More recently, the Jesuit priest and journalist Fr Thomas Reese was among protesters who were arrested for demonstrating against the Trump administration’s (now defunct) plan to deport “Dreamers”: illegal immigrants who entered the country as minors.
But things got tricky when a massive “migrant caravan” left Honduras, forcing its way through Mexican police barricades. Some hoped to make it to the United States, but others are settling down in Mexico.
Although Mexico is prosperous when compared to many other Latin American nations, Mexican nationalists who advocate stricter immigration controls on their southern border employ much of the same rhetoric as their American counterparts – and the irony isn’t lost on demonstrators. “We’re sounding like Trump’s America here in Mexico,” one told NBC News. “He’s defending his border, unlike our president,” said another; “Now there will be more violence in Tijuana.”
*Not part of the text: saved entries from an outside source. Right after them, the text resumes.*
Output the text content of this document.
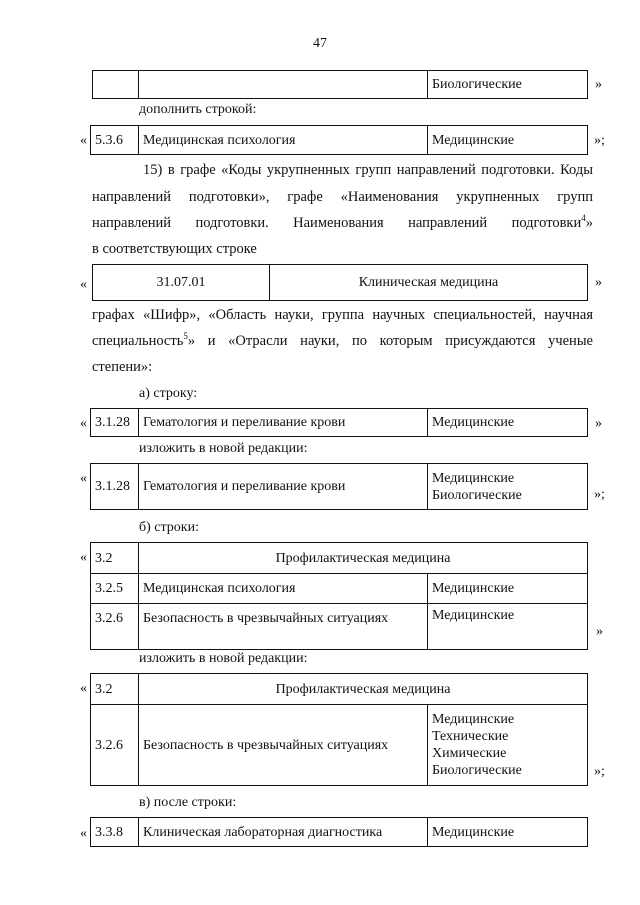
47
		Биологические	»
дополнить строкой:
« 5.3.6	Медицинская психология	Медицинские	»;
15) в графе «Коды укрупненных групп направлений подготовки. Коды
направлений подготовки», графе «Наименования укрупненных групп
направлений подготовки. Наименования направлений подготовки$^4$»
в соответствующих строке
«	31.07.01	Клиническая медицина	»
графах «Шифр», «Область науки, группа научных специальностей, научная
специальность$^5$» и «Отрасли науки, по которым присуждаются ученые
степени»:
а) строку:
« 3.1.28	Гематология и переливание крови	Медицинские	»
изложить в новой редакции:
«
3.1.28	Гематология и переливание крови	
Медицинские
Биологические	»;
б) строки:
« 3.2	Профилактическая медицина	
3.2.5	Медицинская психология	Медицинские
3.2.6	Безопасность в чрезвычайных ситуациях	Медицинские
»
изложить в новой редакции:
« 3.2	Профилактическая медицина	
3.2.6	Безопасность в чрезвычайных ситуациях	Медицинские
Технические
Химические
Биологические	»;
в) после строки:
« 3.3.8	Клиническая лабораторная диагностика	Медицинские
Activists and relief workers recognize that the immigration debate has been flipped on its head. Jorge Andrade, who coordinates a collective of Catholic-run migrant shelters, told the Catholic News Agency that caravan organisers “have good intentions, but they’re exposing [the migrants] to danger. Unfortunately, there are groups [of migrants] there that want to cross the border under these circumstances.” Andrade added: “These are difficult times [but] it’s as if they have this chip – they have to go north – and they think that it was going to be the same as the previous times, but it’s not like that.”
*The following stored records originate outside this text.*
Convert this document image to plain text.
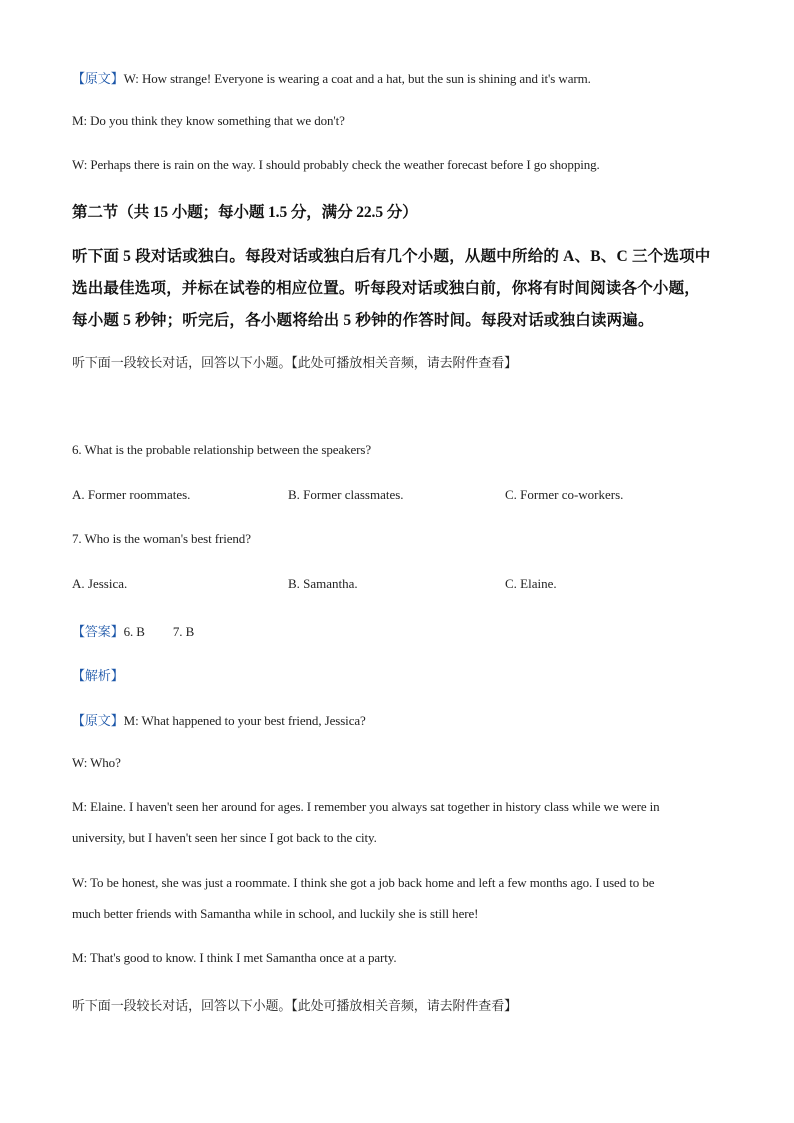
【原文】W: How strange! Everyone is wearing a coat and a hat, but the sun is shining and it's warm.
M: Do you think they know something that we don't?
W: Perhaps there is rain on the way. I should probably check the weather forecast before I go shopping.
第二节（共 15 小题；每小题 1.5 分，满分 22.5 分）
听下面 5 段对话或独白。每段对话或独白后有几个小题，从题中所给的 A、B、C 三个选项中
选出最佳选项，并标在试卷的相应位置。听每段对话或独白前，你将有时间阅读各个小题，
每小题 5 秒钟；听完后，各小题将给出 5 秒钟的作答时间。每段对话或独白读两遍。
听下面一段较长对话，回答以下小题。【此处可播放相关音频，请去附件查看】
6. What is the probable relationship between the speakers?
A. Former roommates.	B. Former classmates.	C. Former co-workers.
7. Who is the woman's best friend?
A. Jessica.	B. Samantha.	C. Elaine.
【答案】6. B 7. B
【解析】
【原文】M: What happened to your best friend, Jessica?
W: Who?
M: Elaine. I haven't seen her around for ages. I remember you always sat together in history class while we were in
university, but I haven't seen her since I got back to the city.
W: To be honest, she was just a roommate. I think she got a job back home and left a few months ago. I used to be
much better friends with Samantha while in school, and luckily she is still here!
M: That's good to know. I think I met Samantha once at a party.
听下面一段较长对话，回答以下小题。【此处可播放相关音频，请去附件查看】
There’s wide disagreement about what the proper Catholic response to the caravan is. Traditionally, immigration was regarded as a matter of prudential judgment: governments, acting in good faith, apply fixed principles to variable circumstances. (The opposite would be an absolute moral imperative; eg abortion is always and everywhere impermissible.) Here, the principle of charity to one’s neighbour is balanced against practical realities, such as whether social services or the job market can handle the strain of the new arrivals. Then there’s the question of law and order: the Church has never asserted the fundamental right to enter any country one chooses without passing through customs.
The US bishops sometimes imply that open borders are an absolute imperative; in official statements, they seem impervious to any arguments that increased mass immigration is imprudent for American society. Perhaps the caravan crisis will lead them to take a more nuanced view on the matter.